Riding on the notorious Marian University team, and then for Stages Cycling (and sitting across from Becca all summer during her internship at Stages), Marta, though short, is one tall drink of water. Or should we say tall drink of steak. You see if she had to drink food and eat a drink she says she would drink a steak because she doesn’t enjoy all the chewing or the texture. And she would eat water because in her head it would be a non gelatin jello-ish blob. Appetizing, right? Whatever it is, Marta is also pretty zippy on two wheels.
Hailing from San Anselmo, CA, Dani comes to La Sweat after riding for Team Twenty20. She’s ready to go full gas in 2019, and we’re excited to fill ‘er up.

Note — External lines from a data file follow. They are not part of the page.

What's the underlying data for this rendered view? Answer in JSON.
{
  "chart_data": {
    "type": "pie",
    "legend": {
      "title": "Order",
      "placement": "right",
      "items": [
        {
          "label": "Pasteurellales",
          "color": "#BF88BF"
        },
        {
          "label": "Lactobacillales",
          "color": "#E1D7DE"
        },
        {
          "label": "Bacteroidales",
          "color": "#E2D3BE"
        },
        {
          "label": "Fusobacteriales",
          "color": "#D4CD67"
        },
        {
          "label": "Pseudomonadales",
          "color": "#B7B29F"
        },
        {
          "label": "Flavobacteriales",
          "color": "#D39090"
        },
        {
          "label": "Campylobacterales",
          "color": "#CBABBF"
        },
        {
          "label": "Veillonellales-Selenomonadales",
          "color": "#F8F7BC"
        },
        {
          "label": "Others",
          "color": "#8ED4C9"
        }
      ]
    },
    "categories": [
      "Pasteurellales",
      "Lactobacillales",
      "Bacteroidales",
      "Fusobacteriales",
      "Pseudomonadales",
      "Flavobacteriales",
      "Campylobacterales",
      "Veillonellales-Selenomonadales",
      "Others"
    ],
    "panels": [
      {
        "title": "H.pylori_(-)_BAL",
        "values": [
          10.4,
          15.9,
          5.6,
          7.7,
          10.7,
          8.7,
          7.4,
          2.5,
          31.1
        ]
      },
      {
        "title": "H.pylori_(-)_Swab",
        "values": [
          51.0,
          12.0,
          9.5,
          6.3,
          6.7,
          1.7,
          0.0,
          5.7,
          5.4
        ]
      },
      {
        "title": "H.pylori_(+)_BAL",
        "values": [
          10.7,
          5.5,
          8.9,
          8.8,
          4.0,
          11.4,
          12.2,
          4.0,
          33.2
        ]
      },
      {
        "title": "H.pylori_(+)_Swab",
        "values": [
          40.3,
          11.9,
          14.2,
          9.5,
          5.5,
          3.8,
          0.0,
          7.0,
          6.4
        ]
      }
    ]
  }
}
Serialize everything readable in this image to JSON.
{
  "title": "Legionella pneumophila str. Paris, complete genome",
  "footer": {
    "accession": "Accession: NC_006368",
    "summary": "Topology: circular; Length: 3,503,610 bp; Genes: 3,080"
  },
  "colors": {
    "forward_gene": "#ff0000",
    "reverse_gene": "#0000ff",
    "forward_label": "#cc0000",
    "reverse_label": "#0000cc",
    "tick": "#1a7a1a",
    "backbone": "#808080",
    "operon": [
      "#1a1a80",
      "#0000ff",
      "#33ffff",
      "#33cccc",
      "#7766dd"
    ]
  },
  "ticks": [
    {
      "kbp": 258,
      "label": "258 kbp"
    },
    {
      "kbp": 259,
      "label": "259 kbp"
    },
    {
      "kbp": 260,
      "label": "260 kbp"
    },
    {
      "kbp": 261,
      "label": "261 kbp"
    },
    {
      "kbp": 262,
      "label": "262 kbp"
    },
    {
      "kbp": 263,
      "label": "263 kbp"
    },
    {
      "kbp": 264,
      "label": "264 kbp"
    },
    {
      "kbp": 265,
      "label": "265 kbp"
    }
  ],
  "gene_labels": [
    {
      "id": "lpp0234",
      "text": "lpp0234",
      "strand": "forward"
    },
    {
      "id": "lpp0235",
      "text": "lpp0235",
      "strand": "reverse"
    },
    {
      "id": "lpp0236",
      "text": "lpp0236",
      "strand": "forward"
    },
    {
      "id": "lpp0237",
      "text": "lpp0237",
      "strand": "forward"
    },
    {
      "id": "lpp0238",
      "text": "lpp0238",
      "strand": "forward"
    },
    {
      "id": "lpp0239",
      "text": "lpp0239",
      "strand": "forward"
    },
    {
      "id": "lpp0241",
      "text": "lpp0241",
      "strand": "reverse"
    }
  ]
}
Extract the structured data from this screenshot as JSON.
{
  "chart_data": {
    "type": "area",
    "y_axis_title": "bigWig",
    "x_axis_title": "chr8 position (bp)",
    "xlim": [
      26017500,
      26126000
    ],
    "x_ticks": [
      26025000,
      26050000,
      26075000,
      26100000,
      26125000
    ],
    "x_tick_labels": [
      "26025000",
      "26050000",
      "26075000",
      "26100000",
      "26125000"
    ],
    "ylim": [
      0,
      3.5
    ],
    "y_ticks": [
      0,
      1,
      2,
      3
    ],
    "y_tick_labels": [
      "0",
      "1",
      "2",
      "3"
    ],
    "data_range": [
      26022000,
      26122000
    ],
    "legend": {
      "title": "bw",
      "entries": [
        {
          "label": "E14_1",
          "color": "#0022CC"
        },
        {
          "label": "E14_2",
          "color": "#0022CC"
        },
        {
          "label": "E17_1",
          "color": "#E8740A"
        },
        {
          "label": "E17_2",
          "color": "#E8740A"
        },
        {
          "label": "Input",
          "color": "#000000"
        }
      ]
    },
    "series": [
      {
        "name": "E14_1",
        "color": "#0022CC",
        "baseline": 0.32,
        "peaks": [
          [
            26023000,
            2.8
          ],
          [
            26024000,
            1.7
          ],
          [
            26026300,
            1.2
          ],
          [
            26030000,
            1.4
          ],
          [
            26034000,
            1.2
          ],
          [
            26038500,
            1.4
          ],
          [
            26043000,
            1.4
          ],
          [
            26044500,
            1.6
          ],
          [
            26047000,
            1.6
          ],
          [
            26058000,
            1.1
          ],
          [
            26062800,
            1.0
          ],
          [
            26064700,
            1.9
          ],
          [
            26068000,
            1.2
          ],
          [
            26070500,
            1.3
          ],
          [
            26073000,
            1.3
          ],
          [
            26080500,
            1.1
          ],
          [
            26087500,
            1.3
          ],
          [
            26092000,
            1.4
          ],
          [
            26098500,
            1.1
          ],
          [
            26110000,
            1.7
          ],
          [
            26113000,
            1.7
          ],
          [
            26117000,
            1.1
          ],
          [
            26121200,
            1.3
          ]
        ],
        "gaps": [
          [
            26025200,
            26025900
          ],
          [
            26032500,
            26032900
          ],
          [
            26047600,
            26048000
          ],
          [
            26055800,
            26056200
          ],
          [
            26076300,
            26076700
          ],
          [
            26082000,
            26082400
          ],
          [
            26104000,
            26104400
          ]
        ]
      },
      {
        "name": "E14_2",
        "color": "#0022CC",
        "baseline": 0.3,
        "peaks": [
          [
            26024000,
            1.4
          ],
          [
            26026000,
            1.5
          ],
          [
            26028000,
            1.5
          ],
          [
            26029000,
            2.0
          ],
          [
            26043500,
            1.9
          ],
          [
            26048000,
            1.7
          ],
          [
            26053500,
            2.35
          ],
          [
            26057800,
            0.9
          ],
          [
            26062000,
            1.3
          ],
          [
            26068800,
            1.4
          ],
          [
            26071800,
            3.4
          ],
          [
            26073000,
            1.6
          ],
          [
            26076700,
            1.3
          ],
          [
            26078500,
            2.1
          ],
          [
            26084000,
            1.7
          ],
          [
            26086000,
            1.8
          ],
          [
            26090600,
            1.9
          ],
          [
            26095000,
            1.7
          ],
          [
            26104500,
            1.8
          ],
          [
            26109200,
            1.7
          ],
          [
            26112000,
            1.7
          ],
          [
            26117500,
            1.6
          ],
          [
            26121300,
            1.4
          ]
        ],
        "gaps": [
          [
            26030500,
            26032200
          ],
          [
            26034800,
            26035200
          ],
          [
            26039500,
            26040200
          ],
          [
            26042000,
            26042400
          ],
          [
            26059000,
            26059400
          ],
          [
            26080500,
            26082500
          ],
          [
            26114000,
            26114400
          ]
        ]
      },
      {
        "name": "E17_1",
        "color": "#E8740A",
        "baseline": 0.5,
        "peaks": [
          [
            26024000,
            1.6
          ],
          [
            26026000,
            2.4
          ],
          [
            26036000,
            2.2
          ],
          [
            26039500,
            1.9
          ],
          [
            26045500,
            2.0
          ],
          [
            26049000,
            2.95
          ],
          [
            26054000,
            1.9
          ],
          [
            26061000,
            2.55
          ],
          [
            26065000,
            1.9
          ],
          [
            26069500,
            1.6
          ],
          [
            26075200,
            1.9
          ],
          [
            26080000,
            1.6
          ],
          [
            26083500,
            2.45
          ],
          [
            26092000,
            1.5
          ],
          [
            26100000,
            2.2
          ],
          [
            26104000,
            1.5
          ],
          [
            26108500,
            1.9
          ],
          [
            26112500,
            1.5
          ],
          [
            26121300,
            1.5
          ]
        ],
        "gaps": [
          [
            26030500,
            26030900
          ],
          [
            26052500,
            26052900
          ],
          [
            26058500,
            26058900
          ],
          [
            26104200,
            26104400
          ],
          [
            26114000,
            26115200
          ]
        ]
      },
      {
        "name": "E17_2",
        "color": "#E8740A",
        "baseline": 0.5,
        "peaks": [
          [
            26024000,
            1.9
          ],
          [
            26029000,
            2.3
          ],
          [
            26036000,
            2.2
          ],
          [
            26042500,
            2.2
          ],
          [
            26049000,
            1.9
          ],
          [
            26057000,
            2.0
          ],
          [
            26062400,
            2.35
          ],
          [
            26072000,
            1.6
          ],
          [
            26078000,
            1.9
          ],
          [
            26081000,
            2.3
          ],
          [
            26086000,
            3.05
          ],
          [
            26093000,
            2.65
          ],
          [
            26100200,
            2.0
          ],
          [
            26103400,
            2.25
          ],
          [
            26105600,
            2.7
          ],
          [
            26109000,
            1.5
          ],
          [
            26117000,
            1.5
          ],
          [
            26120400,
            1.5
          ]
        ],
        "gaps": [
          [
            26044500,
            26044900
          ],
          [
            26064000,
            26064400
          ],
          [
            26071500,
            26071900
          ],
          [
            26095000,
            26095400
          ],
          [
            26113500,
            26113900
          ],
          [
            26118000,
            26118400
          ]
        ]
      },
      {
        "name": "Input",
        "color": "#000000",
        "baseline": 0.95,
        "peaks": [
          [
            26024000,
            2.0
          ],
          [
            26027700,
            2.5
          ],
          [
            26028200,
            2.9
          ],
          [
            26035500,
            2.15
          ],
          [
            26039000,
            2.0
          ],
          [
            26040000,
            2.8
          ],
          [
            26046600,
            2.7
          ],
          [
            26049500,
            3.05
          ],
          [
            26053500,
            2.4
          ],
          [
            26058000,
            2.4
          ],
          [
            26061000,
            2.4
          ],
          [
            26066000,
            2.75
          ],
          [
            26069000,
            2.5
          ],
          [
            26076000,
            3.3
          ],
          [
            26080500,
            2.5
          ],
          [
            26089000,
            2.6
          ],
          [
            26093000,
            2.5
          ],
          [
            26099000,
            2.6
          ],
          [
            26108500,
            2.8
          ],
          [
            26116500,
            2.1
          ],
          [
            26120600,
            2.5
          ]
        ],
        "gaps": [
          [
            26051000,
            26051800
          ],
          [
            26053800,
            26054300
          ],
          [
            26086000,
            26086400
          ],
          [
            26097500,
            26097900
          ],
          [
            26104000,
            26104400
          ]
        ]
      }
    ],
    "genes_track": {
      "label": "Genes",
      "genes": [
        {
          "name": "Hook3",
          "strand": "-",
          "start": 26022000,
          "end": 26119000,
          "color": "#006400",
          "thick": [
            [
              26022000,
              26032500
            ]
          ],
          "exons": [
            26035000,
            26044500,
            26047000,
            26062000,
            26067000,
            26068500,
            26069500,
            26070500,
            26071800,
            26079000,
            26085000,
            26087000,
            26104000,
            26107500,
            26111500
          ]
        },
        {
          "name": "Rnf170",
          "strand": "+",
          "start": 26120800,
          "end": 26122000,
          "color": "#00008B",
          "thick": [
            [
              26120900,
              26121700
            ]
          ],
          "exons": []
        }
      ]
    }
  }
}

We would like her to teach us how to do this trick in the picture, unless it was just a good moment captured and she fell over afterwards. Unsure, but we will find out.
From one of the hottest places on earth, Witchita Falls, TX, this lady is a risk taker. Why do we say that? Well, if she suddenly inherited the power to fly, she wouldn’t mess around. She says she would fly straight to Outer Space. GASP! Would she die? Hopefully not! Hopefully that flying super power also came with an ability to inhale oxygenless air! And race crits. What a dreamy out-of-this-world rebel.
AND NOW… you may already know this one. She rode with us quite a bit last year and was a late addition. We (and by we I mean me) refer to her as Big Bird, but we’re excited for the return of….
She’s tall AF. She from down under, eats tacos like a champ and can sit in a car for 30+ hours — if you stop for tacos. She also has some killer fashun - no that’s not a spelling error. Ready for another round of Emma? We are.
Now, lest not forget the biggest news of all, our returning riders have had some pretty BIG off seasonS:
Umm CHRISTA HAD A BABY. Yeah. Is there anything else to even talk about? Oh, she’ll also be road captain. BUT BACK TO THE BABY!?! We are claiming her first born as our official La Sweat Baby. We will group raise her. Sorry Chris, she’s ours, just like Christa.
Sarah is back with Sweat in 2019, but this time she’s not just a canadian clacking supertar, she’s also a fiancé. Call us old fashioned, but we’re super stoked. We’re excited to check out the rock that Ryan dropped. We’re excited to hear her squeak about it. AND most importantly we’re excited to recap what will probably be the worst Bachelor season ever — Colton. Bring on Paradise!
and who would we be without…
In this photo she is only wearing one hat, but usually she wears many. She’s our boss mama, logistic conductor and numero uno best Sweat Mobile driver. She’s the woman behind the whole show, so be nice.